Edited by the DermNet content department
This 30-year-old woman presented with an erythematous rash on her back and thighs. The lesions started a year ago, and were not itchy or tender. More lesions were developing over time.
She had no previous history of skin disorders, and no known family history of skin disorders or autoimmune disease.
On examination, she had multiple dark red plaques with a rim of brownish hues over the back, buttock, thighs, and lower legs. They were mildly indurated on palpation. She did not have lymphadenopathy or organomegaly.
Histology showed non-caseating granulomatous inflammation. Tissue culture was negative.
Her serum angiotensin-converting enzyme (ACE) level was very high. Her chest x-ray showed multiple nodules.
This is cutaneous sarcoidosis, confirmed on histology. The diagnosis is also supported by the elevated ACE level, and the pulmonary nodules on chest x-ray.
Sarcoidosis is a multisystem disease, characterised by granulomas in various organs. It can affect various organs such as the lungs, skin, eyes, liver, and heart, and both the central nervous system and musculoskeletal system.
Local corticosteroids (topical or intralesional) are the first-line therapy. Ultrapotent topical steroids are usually required.
Oral prednisone can be used for extensive cutaneous sarcoidosis.
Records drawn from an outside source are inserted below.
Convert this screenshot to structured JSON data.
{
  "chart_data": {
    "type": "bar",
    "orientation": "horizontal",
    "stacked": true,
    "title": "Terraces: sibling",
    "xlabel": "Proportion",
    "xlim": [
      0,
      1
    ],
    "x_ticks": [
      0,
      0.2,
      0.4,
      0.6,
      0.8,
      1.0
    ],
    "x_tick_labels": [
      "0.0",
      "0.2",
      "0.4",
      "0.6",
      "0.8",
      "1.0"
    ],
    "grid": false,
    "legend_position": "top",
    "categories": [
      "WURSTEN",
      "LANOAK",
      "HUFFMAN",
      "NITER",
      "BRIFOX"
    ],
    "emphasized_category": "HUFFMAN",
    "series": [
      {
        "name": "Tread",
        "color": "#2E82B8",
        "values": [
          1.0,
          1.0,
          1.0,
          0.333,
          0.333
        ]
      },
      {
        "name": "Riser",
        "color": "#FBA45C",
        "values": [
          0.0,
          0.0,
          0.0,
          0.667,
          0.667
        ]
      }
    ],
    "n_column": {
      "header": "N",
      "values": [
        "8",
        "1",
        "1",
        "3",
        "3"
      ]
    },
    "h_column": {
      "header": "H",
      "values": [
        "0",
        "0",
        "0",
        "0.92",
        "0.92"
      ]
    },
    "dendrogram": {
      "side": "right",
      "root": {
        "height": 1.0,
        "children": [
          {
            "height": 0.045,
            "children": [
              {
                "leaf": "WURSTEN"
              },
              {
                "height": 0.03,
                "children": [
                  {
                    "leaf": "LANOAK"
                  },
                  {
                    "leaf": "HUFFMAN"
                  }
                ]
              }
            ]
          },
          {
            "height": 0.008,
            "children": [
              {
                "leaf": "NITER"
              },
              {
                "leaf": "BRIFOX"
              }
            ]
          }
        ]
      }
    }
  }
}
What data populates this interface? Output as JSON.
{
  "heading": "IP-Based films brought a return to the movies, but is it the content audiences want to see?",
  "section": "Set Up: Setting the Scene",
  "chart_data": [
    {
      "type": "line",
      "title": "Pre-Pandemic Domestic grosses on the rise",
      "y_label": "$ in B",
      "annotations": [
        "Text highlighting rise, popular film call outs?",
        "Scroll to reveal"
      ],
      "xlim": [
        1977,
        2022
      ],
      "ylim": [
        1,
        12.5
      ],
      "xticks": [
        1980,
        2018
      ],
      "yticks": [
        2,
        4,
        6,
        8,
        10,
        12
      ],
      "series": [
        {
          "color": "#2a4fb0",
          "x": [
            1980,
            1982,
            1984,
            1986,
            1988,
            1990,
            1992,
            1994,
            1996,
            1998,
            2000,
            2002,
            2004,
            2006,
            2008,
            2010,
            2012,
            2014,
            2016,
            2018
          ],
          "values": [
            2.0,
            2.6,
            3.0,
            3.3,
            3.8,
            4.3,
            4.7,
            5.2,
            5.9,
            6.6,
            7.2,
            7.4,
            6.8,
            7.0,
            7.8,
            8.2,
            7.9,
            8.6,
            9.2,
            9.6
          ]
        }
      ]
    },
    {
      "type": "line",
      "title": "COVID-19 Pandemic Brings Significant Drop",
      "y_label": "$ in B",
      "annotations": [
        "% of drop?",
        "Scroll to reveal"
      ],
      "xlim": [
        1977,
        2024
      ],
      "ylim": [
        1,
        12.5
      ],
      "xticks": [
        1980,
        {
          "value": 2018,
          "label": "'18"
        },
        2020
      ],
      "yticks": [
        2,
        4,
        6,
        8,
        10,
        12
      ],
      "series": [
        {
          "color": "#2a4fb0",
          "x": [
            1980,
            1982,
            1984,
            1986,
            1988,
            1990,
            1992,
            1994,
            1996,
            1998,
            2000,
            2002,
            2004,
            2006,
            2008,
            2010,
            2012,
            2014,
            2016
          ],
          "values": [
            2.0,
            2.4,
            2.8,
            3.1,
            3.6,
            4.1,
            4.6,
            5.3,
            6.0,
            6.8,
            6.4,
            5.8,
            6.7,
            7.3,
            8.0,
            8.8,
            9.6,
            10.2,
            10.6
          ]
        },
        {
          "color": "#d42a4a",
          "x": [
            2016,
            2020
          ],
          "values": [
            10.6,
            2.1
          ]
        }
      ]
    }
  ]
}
Patients with pulmonary sarcoidosis will usually require systemic (oral) steroids for lung inflammation.
Oral hydroxychloroquine is effective for cutaneous sarcoidosis as a steroid-sparing option. Patients should be counselled about the potential retinal and renal toxicity associated with oral hydroxychloroquine. Patients should have regular ophthalmology screening if they are on long-term oral hydroxychloroquine.
Other therapies such as methotrexate and biological treatments are sometimes considered for refractory disease.